Germ cells commit somatic stem cells to differentiation following priming by PI3K/Tor activity in the Drosophila testis

• Published in: PLoS genetics Vol. 17; no. 12; p. e1009609
• Main Authors: Yuen, Alice C, Hillion, Kenzo-Hugo, Wang, Ruoxu, Amoyel, Marc
• Format: Journal Article
• Language: English
• Published: United States Public Library of Science 13.12.2021; Public Library of Science (PLoS)
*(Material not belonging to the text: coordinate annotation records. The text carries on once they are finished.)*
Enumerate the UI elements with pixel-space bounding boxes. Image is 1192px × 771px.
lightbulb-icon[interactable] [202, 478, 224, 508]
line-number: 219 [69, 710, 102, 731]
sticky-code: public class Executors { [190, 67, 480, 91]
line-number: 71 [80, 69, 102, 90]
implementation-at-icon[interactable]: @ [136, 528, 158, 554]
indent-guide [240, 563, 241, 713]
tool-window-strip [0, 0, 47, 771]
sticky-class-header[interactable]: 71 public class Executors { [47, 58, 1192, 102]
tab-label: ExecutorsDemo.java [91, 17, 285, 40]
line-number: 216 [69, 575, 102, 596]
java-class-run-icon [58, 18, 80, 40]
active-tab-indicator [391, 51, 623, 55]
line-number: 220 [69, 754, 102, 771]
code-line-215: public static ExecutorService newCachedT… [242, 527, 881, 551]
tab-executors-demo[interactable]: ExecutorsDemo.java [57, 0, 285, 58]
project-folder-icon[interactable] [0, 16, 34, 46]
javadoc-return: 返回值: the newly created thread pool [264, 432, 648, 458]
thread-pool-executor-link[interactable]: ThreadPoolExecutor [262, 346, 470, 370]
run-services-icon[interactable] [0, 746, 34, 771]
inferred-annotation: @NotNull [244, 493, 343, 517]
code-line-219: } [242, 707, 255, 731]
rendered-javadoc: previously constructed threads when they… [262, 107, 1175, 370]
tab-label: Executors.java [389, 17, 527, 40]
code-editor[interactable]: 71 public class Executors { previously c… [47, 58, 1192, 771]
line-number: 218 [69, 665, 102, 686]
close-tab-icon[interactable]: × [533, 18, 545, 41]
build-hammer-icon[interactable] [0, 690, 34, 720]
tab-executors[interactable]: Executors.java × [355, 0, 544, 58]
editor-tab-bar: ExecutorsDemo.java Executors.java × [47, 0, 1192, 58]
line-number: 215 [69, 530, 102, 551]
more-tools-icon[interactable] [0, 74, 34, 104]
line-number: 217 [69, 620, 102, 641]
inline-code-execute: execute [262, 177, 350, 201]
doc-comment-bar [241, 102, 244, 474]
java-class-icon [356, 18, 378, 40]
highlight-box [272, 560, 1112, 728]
• Subjects: Adult Stem Cells - cytology; Analysis; Animals; Biology and Life Sciences; Cell Differentiation - genetics; Cell Self Renewal - genetics; Drosophila; Drosophila melanogaster - genetics; Drosophila melanogaster - growth & development; Drosophila Proteins - genetics; Germ cells; Germ Cells - growth & development; Growth; Male; Phosphatidylinositol 3-Kinases - genetics; Physiological aspects; Research and Analysis Methods; Signal Transduction - genetics; Stem Cell Niche - genetics; Stem cells; Testis - growth & development; Testis - metabolism; TOR Serine-Threonine Kinases - genetics; United States; United Kingdom
• ISSN: 1553-7404; 1553-7390; 1553-7404
• DOI: 10.1371/journal.pgen.1009609

How and when potential becomes restricted in differentiating stem cell daughters is poorly understood. While it is thought that signals from the niche are actively required to prevent differentiation, another model proposes that stem cells can reversibly transit between multiple states, some of which are primed, but not committed, to differentiate. In the Drosophila testis, somatic cyst stem cells (CySCs) generate cyst cells, which encapsulate the germline to support its development. We find that CySCs are maintained independently of niche self-renewal signals if activity of the PI3K/Tor pathway is inhibited. Conversely, PI3K/Tor is not sufficient alone to drive differentiation, suggesting that it acts to license cells for differentiation. Indeed, we find that the germline is required for differentiation of CySCs in response to PI3K/Tor elevation, indicating that final commitment to differentiation involves several steps and intercellular communication. We propose that CySC daughter cells are plastic, that their fate depends on the availability of neighbouring germ cells, and that PI3K/Tor acts to induce a primed state for CySC daughters to enable coordinated differentiation with the germline.